Washington Musica Viva Mixes Jazz, Brahms and Schubert
Place a modern septet between two great classical quintets, season with high-caliber playing in a pleasantly informal setting, and you have a chamber concert of unusual piquancy. Washington Musica Viva served it Tuesday night at the Dennis & Phillip Ratner Museum in Bethesda.
The septet was "The 44 Faces of Funk," by Charley Gerard, in its premiere performance. Ben Redwin (clarinet), Claudia Chudacoff and June Huang (violins), Betty Hauck (viola), Diana Fisher (cello), Richard Barber (bass) and Carl Banner (piano) tackled a work that bounced hither and thither while trying to decide what kind of music it wanted to be. Gershwin? Cole Porter? Benny Goodman? Nightclub music? By the end, after a brief Bach quotation and an actual 44-note theme, the piece still wasn't sure what it was. But its mixture of dance and jazz, dissonance and swing was ingratiating.
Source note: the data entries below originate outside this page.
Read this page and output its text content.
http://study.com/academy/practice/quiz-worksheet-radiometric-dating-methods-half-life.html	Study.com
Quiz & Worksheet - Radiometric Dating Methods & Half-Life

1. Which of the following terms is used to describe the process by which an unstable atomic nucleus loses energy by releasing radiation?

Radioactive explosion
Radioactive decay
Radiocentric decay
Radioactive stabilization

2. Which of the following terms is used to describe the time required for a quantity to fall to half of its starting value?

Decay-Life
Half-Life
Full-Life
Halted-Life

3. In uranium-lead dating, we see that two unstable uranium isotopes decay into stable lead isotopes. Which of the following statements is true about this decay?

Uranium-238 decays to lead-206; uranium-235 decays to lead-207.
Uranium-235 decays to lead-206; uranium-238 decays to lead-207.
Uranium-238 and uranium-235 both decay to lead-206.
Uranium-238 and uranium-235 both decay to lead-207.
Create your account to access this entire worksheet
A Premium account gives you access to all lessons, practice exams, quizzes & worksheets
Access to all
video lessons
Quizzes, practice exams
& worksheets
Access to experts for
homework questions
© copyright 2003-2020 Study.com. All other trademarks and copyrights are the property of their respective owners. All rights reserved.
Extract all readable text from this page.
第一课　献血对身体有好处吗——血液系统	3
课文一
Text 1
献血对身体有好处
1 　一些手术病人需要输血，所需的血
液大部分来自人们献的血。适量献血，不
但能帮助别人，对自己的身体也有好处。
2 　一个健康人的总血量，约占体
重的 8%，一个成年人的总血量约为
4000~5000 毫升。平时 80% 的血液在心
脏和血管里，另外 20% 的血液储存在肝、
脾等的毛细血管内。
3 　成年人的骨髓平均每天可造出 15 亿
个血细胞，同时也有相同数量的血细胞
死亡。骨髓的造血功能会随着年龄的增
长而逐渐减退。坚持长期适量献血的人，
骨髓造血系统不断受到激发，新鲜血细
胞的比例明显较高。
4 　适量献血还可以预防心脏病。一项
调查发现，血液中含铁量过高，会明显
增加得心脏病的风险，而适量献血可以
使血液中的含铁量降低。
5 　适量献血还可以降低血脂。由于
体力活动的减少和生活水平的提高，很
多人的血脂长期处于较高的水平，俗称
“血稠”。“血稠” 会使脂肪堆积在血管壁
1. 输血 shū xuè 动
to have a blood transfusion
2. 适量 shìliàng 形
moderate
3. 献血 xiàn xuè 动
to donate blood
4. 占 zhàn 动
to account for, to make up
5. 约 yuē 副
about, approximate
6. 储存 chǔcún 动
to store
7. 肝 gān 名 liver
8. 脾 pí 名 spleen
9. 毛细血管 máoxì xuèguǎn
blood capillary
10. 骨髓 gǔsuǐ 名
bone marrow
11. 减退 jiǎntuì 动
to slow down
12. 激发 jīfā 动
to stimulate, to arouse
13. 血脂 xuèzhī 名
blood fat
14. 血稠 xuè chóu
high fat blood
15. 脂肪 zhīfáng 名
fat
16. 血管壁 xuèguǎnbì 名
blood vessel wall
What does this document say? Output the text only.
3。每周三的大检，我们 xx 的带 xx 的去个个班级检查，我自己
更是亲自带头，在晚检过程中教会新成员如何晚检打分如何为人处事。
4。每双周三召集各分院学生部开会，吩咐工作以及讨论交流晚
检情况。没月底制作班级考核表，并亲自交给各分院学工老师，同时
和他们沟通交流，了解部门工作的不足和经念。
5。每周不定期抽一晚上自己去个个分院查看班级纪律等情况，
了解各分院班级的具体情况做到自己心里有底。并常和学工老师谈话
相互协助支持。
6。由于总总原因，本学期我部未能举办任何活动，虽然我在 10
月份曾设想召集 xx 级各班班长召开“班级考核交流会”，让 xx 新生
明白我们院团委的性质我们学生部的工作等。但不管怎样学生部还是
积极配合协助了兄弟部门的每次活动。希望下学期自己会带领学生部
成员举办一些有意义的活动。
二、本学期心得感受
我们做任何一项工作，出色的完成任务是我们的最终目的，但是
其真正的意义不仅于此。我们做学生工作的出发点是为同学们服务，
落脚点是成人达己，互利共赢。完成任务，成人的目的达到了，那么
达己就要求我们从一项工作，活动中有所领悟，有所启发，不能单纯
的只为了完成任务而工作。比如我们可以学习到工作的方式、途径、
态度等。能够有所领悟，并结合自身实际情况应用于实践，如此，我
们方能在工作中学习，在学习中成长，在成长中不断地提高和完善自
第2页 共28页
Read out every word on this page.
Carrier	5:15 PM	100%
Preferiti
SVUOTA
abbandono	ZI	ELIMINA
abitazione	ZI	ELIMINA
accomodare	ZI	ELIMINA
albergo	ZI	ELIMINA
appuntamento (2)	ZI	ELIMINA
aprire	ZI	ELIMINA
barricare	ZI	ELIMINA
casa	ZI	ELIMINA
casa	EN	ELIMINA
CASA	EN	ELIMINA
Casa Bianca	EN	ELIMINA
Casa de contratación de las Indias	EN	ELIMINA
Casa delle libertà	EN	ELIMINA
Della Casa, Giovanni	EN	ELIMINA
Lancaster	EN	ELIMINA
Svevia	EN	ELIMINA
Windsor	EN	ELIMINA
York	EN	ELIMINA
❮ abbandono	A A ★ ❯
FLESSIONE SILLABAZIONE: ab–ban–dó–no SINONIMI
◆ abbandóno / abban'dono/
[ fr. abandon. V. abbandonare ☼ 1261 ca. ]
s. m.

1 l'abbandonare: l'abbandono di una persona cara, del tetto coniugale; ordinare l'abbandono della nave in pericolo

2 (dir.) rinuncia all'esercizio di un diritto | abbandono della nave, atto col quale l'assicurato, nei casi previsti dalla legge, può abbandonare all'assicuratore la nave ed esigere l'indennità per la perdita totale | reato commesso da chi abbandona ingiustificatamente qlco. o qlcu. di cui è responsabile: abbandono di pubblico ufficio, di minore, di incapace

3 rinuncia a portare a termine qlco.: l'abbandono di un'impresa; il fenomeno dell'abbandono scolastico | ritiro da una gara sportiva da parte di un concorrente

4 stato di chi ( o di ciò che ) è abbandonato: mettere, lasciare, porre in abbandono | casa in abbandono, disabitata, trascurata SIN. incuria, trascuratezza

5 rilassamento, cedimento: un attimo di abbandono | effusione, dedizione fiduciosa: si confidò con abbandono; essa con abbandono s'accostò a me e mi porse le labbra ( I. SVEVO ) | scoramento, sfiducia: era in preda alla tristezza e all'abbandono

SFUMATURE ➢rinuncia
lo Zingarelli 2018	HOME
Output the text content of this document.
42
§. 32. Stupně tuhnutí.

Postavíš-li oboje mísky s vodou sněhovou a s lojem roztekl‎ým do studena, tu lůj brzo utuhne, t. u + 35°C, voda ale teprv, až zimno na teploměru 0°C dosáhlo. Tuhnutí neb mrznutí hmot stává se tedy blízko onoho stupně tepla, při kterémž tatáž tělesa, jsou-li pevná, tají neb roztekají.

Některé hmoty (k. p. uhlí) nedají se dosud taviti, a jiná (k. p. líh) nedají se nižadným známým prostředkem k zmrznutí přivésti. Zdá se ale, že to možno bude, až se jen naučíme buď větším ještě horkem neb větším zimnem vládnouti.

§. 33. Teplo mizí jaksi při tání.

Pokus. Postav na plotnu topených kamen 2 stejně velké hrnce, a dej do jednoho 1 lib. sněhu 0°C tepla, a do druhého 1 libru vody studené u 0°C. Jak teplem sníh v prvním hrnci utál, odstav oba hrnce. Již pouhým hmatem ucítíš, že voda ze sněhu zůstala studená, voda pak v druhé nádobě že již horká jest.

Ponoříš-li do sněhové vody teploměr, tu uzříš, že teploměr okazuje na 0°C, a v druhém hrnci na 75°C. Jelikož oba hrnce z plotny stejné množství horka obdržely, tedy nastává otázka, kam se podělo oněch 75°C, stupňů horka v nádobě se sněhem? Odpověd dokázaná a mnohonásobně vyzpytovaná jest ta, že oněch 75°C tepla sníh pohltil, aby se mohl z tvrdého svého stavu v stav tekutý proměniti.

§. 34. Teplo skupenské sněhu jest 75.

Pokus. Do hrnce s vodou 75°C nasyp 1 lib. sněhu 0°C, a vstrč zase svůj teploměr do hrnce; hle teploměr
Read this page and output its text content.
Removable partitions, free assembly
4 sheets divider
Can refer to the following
The modern work had a tough act to follow: Schubert's marvelous "Trout" Quintet, with its unusual structure (five movements) and instrumentation (bass replacing one violin). This was fine collaborative musicmaking -- minor imperfections only added to the feeling of friends playing for friends. The musicians sat centrally, surrounded by the audience. Unfortunately, acoustics were not ideal: The piano, even playing softly, tended to overshadow the strings. But the fleet-footed performance was joyous.
Brahms's wonderful Clarinet Quintet, dark-hued music that is never dark in spirit, closed the evening. The performance, which focused more on the work's emotion than its architecture, subsided into autumnal warmth and quiet beauty.